Malaysia's racial politics

Malaysia's identification of the Malay race with the Muslim religion is exacerbating strains within Malaysian society - between Malays and non- Malays and within the Malay community - as both Malay and Muslim identities compete for the majority's political attention.

Nor is this helpful to Malaysia with its 60 percent Muslim population, which in contitution is committed to a secular, plural polity embracing its Christian, Hindu and Buddhist minorities.

In Malaysia, however, where political organization has long been largely on racial lines, Islam has at times become a device for use in racial politics, a yardstick for measuring the commitment of competing parties to Malay racial advancement.

Currently attention in Malaysia is focused on a high-profile case, now before the Appeals Court, as to whether a person has the right to cease to be a Muslim and (in this case) become a Christian and hence no longer subject to the Shariah courts. At the most obvious level it is a clash between a secular Constitution that guarantees freedom of religion and the notion of apostasy - that a Muslim must remain Muslim - in a country where Islam has a privileged position.

The identification of race and religion was understandable when the Malay sultanates had to stand up to the impact of British colonialism and the Chinese and Indian immigration that the British fostered. The Malay privileges were created in the first instance to protect Malay political dominance and advance economic equality at a time when the Malays were poor relations to the other races in their own land. But Malaysia is now not only an independent multiracial country but also includes two states on the island of Borneo, Sabah and Sarawak, where Muslims are a minority among the indigenous population.

The economic privileges have since become as much a form of patronage for the elite and of job creation for the less educated. Many Malays believe that it is time to start phasing them out, given the Malays' economic advances and political stranglehold.
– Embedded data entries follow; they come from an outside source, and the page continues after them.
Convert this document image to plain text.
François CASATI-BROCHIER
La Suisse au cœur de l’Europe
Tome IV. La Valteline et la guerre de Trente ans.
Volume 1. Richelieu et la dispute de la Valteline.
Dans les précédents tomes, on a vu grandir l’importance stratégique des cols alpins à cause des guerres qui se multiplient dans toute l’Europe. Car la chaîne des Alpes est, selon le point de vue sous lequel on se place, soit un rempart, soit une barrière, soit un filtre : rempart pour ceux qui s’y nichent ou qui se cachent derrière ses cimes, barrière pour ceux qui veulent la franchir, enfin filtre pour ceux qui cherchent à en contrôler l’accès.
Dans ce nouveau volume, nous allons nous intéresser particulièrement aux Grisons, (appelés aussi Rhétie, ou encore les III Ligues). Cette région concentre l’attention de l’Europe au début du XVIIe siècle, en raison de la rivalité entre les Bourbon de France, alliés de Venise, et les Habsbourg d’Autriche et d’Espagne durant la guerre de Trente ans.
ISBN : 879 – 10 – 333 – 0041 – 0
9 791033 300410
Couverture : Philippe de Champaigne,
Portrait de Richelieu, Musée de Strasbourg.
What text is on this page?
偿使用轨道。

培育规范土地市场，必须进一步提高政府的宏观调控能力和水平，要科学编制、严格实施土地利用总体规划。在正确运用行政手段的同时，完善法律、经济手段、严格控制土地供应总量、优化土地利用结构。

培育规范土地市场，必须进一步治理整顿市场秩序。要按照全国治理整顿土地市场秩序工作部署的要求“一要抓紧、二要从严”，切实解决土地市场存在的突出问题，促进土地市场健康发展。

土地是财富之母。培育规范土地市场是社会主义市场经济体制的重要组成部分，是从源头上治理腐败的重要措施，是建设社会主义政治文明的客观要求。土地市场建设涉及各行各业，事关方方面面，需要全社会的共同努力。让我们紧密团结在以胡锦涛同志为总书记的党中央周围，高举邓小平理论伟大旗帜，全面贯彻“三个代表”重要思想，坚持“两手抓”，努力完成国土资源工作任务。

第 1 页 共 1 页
The closer the economic privileges become entwined with the identification of Malays as Muslims, however, the harder it is to change. The UMNO elite needs to be seen to support Islamic privileges into order to protect economic privileges that benefit itself more than lower-income Malays. The non- Malay elites complain but are currently too reluctant to break with UMNO and race-based politics.
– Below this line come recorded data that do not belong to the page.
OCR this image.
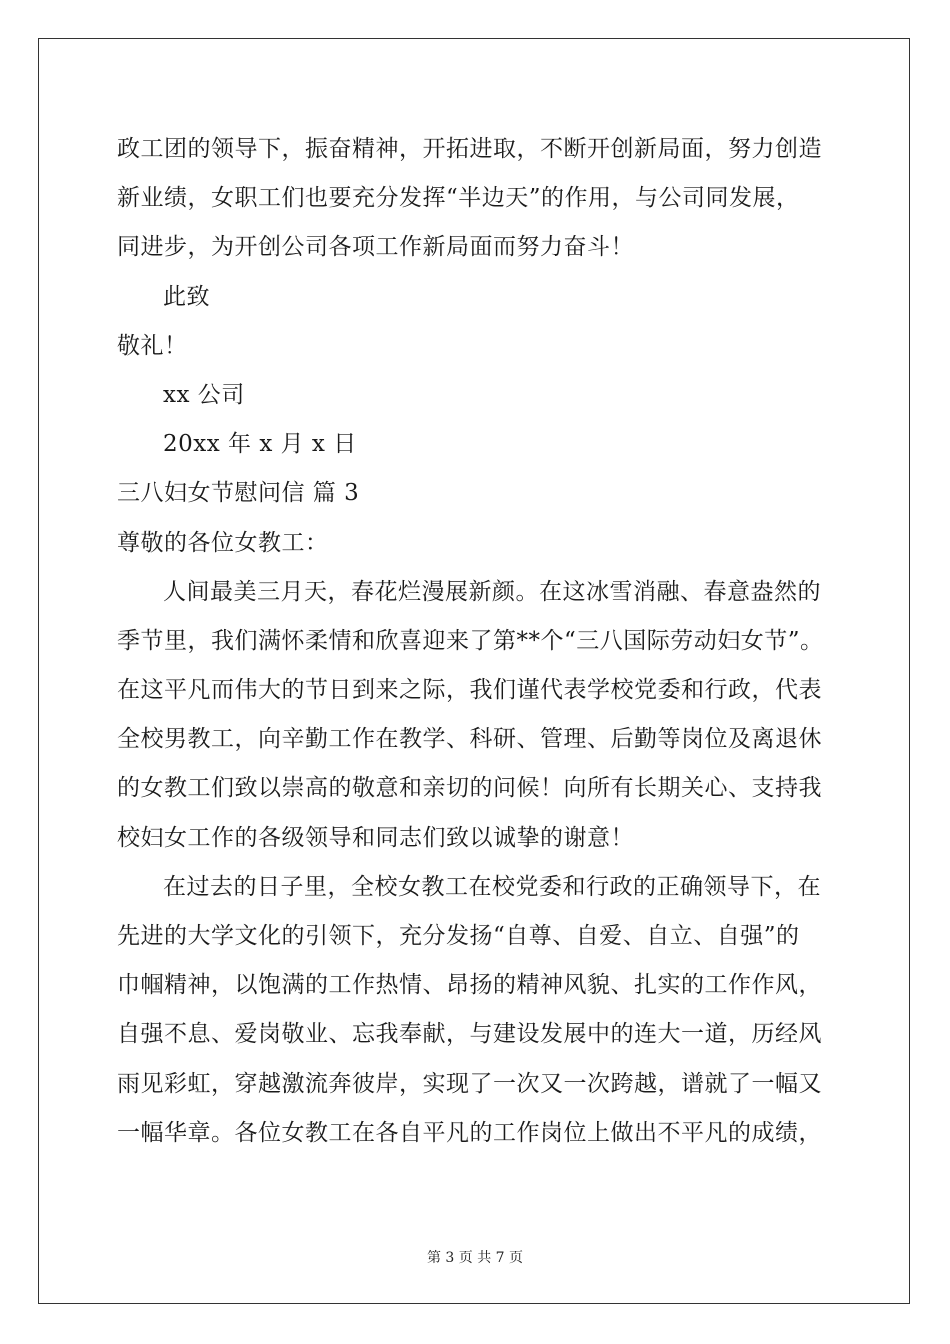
政工团的领导下，振奋精神，开拓进取，不断开创新局面，努力创造
新业绩，女职工们也要充分发挥“半边天”的作用，与公司同发展，
同进步，为开创公司各项工作新局面而努力奋斗！
此致
敬礼！
xx 公司
20xx 年 x 月 x 日
三八妇女节慰问信 篇 3
尊敬的各位女教工：
人间最美三月天，春花烂漫展新颜。在这冰雪消融、春意盎然的
季节里，我们满怀柔情和欣喜迎来了第**个“三八国际劳动妇女节”。
在这平凡而伟大的节日到来之际，我们谨代表学校党委和行政，代表
全校男教工，向辛勤工作在教学、科研、管理、后勤等岗位及离退休
的女教工们致以崇高的敬意和亲切的问候！向所有长期关心、支持我
校妇女工作的各级领导和同志们致以诚挚的谢意！
在过去的日子里，全校女教工在校党委和行政的正确领导下，在
先进的大学文化的引领下，充分发扬“自尊、自爱、自立、自强”的
巾帼精神，以饱满的工作热情、昂扬的精神风貌、扎实的工作作风，
自强不息、爱岗敬业、忘我奉献，与建设发展中的连大一道，历经风
雨见彩虹，穿越激流奔彼岸，实现了一次又一次跨越，谱就了一幅又
一幅华章。各位女教工在各自平凡的工作岗位上做出不平凡的成绩，
第 3 页 共 7 页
It is possible that the nominally multiracial party formed by the former deputy prime minister Anwar Ibrahim might act as a catalyst for forces that want to move away from race-based politics and privileges. But its acceptability to the Malay majority is in doubt, as is Anwar's commitment to reform for its own sake rather than as a slogan that will help him return to the UMNO fold and give him a chance of becoming prime minister.

Closer to home the Malay elite could learn from Sabah and Sarawak, where ethnic diversity is greater and there is less identification of race with religion. For example, the Kadazans, the largest indigenous group in Sabah, are mainly Christian but a large minority are Muslim. Society in both states is visibly less divided by race and religion than on the peninsula.